On Tuesday, April 29, 2014 9:29:56 AM UTC-7, Oliver Woodford wrote:
>
> On Tuesday, April 29, 2014 5:14:01 PM UTC+1, Jason Merrill wrote:
>>
>> Suppose the types that you want existed. Let's call them ConcreteArray,
>> and Cell.
>>
>> ConcreteArray gives the guarantee that all of it's elements are stored
>> directly with a fixed stride.
>>
>> Can you give some examples of functions that would use these in their
>> type signature?
>>
> Sure. sum(x::ConcreteArray{Number}). Because currently if I write
> sum(x::Array{Real}) and try to pass in an Array{Float64} I get an error.
>
> Note that most arrays are actually homogeneous (as Jacob and Matt both
> stated), so if you want to make sure of that you need to use static
> parameters. I'm suggesting a system that doesn't require static parameters
> for the usual case.
>
Take a look at the actual implementations of sum in reduce.jl:
https://github.com/JuliaLang/julia/blob/master/base/reduce.jl#L179
https://github.com/JuliaLang/julia/blob/master/base/reduce.jl#L275
Julia often has method definitions that are significantly more generic than
sum(x::ConcreteArray{Number}), which I think is really nice.
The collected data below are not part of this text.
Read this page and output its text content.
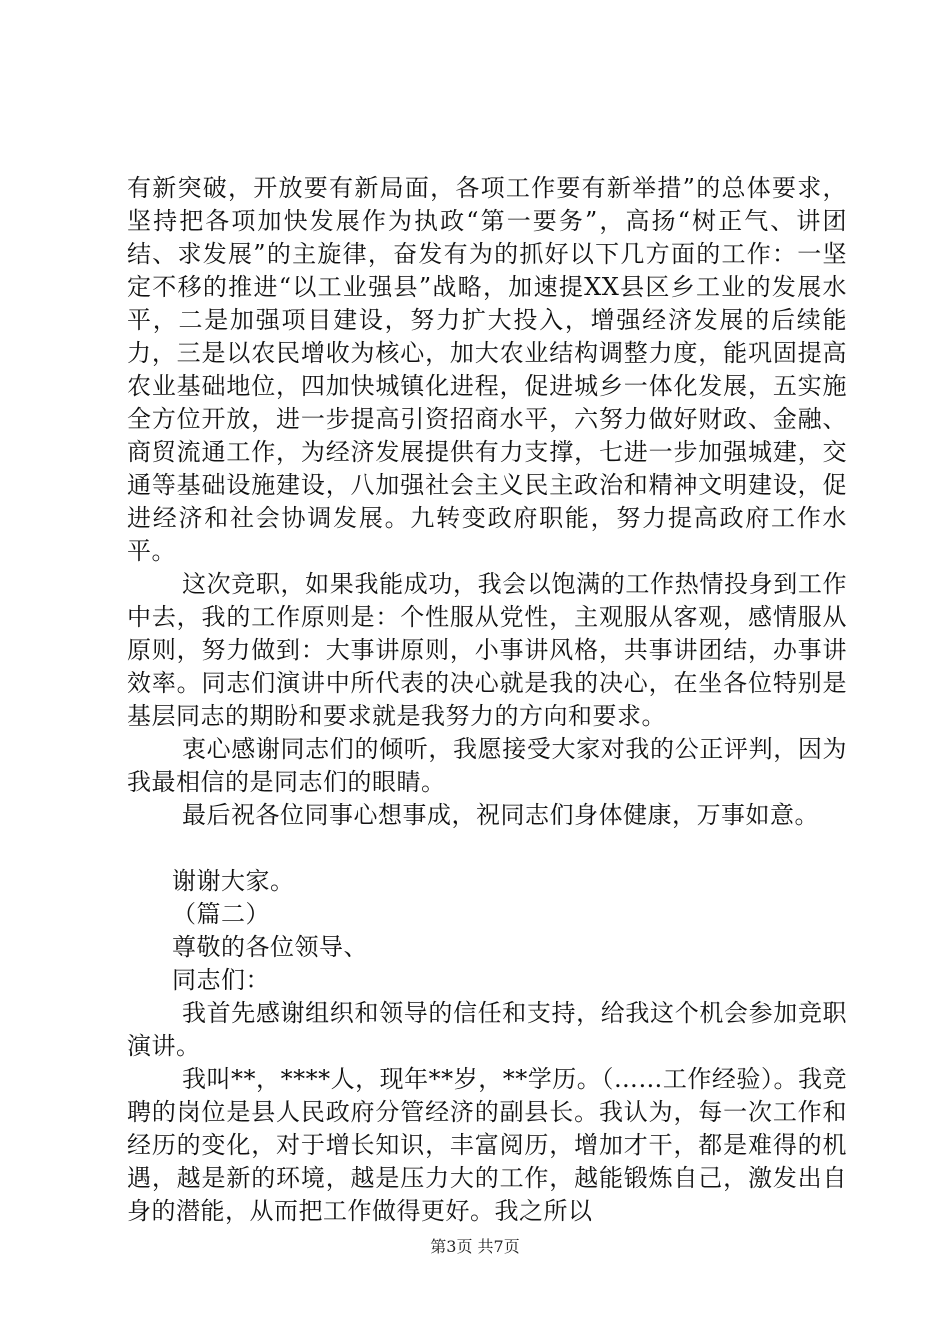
有新突破，开放要有新局面，各项工作要有新举措”的总体要求，坚持把各项加快发展作为执政“第一要务”，高扬“树正气、讲团结、求发展”的主旋律，奋发有为的抓好以下几方面的工作：一坚定不移的推进“以工业强县”战略，加速提XX县区乡工业的发展水平，二是加强项目建设，努力扩大投入，增强经济发展的后续能力，三是以农民增收为核心，加大农业结构调整力度，能巩固提高农业基础地位，四加快城镇化进程，促进城乡一体化发展，五实施全方位开放，进一步提高引资招商水平，六努力做好财政、金融、商贸流通工作，为经济发展提供有力支撑，七进一步加强城建，交通等基础设施建设，八加强社会主义民主政治和精神文明建设，促进经济和社会协调发展。九转变政府职能，努力提高政府工作水平。

这次竞职，如果我能成功，我会以饱满的工作热情投身到工作中去，我的工作原则是：个性服从党性，主观服从客观，感情服从原则，努力做到：大事讲原则，小事讲风格，共事讲团结，办事讲效率。同志们演讲中所代表的决心就是我的决心，在坐各位特别是基层同志的期盼和要求就是我努力的方向和要求。

衷心感谢同志们的倾听，我愿接受大家对我的公正评判，因为我最相信的是同志们的眼睛。

最后祝各位同事心想事成，祝同志们身体健康，万事如意。

谢谢大家。

（篇二）

尊敬的各位领导、

同志们：

我首先感谢组织和领导的信任和支持，给我这个机会参加竞职演讲。

我叫**，****人，现年**岁，**学历。（……工作经验）。我竞聘的岗位是县人民政府分管经济的副县长。我认为，每一次工作和经历的变化，对于增长知识，丰富阅历，增加才干，都是难得的机遇，越是新的环境，越是压力大的工作，越能锻炼自己，激发出自身的潜能，从而把工作做得更好。我之所以

第3页 共7页
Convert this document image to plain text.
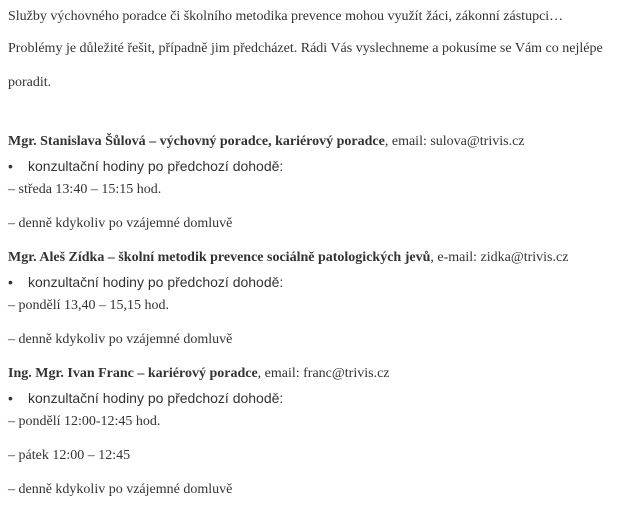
Služby výchovného poradce či školního metodika prevence mohou využít žáci, zákonní zástupci…
Problémy je důležité řešit, případně jim předcházet. Rádi Vás vyslechneme a pokusíme se Vám co nejlépe
poradit.
Mgr. Stanislava Šůlová – výchovný poradce, kariérový poradce, email: sulova@trivis.cz
•	konzultační hodiny po předchozí dohodě:
– středa 13:40 – 15:15 hod.
– denně kdykoliv po vzájemné domluvě
Mgr. Aleš Zídka – školní metodik prevence sociálně patologických jevů, e-mail: zidka@trivis.cz
•	konzultační hodiny po předchozí dohodě:
– pondělí 13,40 – 15,15 hod.
– denně kdykoliv po vzájemné domluvě
Ing. Mgr. Ivan Franc – kariérový poradce, email: franc@trivis.cz
•	konzultační hodiny po předchozí dohodě:
– pondělí 12:00-12:45 hod.
– pátek 12:00 – 12:45
– denně kdykoliv po vzájemné domluvě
The
definitions above are fast for Array{Float64}, but the very same
definitions also work for e.g. an array of matrices, or anything else with
+ defined (zero(T) might have to be defined too if the array is empty or
has only 1 element).
I don't see much advantage of having an implementation like
sum(x::ConcreteArray{Number}) if someone later comes along and defines
sum(x::AbstractArray) with essentially the same body.